One of the genes identified, ENPP1, is altered in rare forms of arterial calcification in infants. And the researchers identified genes involved in the adenosine signaling pathway, which is known to suppress arterial calcification. To validate their findings, they conducted gene studies in human coronary artery tissues and smooth muscle cells and demonstrated direct effects on calcification and related cellular processes.
The researchers also performed a druggability analysis on the 11 risk loci to investigate the potential clinical utility of CAC candidate genes.
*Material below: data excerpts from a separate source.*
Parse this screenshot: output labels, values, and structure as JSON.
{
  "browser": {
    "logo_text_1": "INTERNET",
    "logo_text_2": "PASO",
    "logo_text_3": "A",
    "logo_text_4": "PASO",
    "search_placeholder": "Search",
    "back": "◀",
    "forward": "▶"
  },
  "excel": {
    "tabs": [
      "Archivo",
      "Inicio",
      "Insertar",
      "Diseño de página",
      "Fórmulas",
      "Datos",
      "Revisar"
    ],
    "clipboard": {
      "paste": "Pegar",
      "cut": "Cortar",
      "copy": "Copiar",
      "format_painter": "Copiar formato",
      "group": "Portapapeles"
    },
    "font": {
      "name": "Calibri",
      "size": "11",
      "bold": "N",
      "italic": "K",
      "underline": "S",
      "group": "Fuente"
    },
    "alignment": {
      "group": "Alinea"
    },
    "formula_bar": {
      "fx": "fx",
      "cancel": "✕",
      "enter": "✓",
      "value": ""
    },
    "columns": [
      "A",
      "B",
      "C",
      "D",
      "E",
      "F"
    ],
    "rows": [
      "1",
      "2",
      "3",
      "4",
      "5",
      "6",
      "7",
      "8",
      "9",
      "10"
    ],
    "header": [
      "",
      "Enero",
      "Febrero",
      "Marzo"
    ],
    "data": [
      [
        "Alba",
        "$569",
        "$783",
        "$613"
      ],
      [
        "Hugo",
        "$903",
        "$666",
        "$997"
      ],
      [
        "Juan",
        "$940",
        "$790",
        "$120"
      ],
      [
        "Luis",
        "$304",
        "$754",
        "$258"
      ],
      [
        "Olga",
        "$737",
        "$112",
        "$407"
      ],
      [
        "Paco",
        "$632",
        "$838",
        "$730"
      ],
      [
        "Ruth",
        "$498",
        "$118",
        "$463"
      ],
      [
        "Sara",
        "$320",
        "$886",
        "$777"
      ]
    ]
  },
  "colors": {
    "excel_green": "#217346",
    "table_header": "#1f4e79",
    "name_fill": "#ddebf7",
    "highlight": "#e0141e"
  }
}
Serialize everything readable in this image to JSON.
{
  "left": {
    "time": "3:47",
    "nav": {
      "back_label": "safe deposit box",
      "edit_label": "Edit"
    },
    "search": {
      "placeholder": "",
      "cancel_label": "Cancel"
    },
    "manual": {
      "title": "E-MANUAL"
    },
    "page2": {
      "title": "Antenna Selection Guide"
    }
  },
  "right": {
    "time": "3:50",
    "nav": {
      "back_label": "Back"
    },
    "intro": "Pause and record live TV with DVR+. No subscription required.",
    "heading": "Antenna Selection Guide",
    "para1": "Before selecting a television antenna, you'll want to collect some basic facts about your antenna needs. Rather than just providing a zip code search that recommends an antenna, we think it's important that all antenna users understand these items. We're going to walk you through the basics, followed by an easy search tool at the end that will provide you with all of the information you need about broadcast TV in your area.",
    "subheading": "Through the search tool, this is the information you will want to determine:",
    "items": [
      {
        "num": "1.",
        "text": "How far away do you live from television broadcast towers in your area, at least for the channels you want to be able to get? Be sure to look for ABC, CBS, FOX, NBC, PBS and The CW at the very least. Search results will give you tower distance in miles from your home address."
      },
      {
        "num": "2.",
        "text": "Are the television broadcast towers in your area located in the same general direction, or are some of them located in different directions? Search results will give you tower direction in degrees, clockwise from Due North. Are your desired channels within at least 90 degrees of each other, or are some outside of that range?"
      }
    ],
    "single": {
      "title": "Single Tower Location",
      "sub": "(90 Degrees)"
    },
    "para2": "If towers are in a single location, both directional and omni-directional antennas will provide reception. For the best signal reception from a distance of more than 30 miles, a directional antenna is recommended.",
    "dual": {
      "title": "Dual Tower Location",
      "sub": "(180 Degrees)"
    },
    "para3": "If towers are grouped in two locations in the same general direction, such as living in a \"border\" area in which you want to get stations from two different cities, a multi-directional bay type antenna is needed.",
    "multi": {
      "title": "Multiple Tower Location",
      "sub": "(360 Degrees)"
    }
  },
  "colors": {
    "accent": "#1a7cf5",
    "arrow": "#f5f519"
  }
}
Several CAC-associated genes were found to be targets of drug or nutrient supplement interactions, such as vitamins C and D, revealing opportunities to study how these compounds may promote or inhibit CAC.
Further studies are needed to determine how best to target these genes and their pathways, but the researchers say their discoveries could lead to improved risk prediction and early treatment interventions that prevent the progression of coronary artery disease.
“This interdisciplinary collaboration reveals the power of meta-analysis for an understudied and clinically relevant measurement,” Miller said. “We look forward to continued progress in translating these preliminary findings to the clinic, and also to identifying additional genes that could generalize risk prediction across more diverse populations.”
The study was published in the journal Nature Genetics.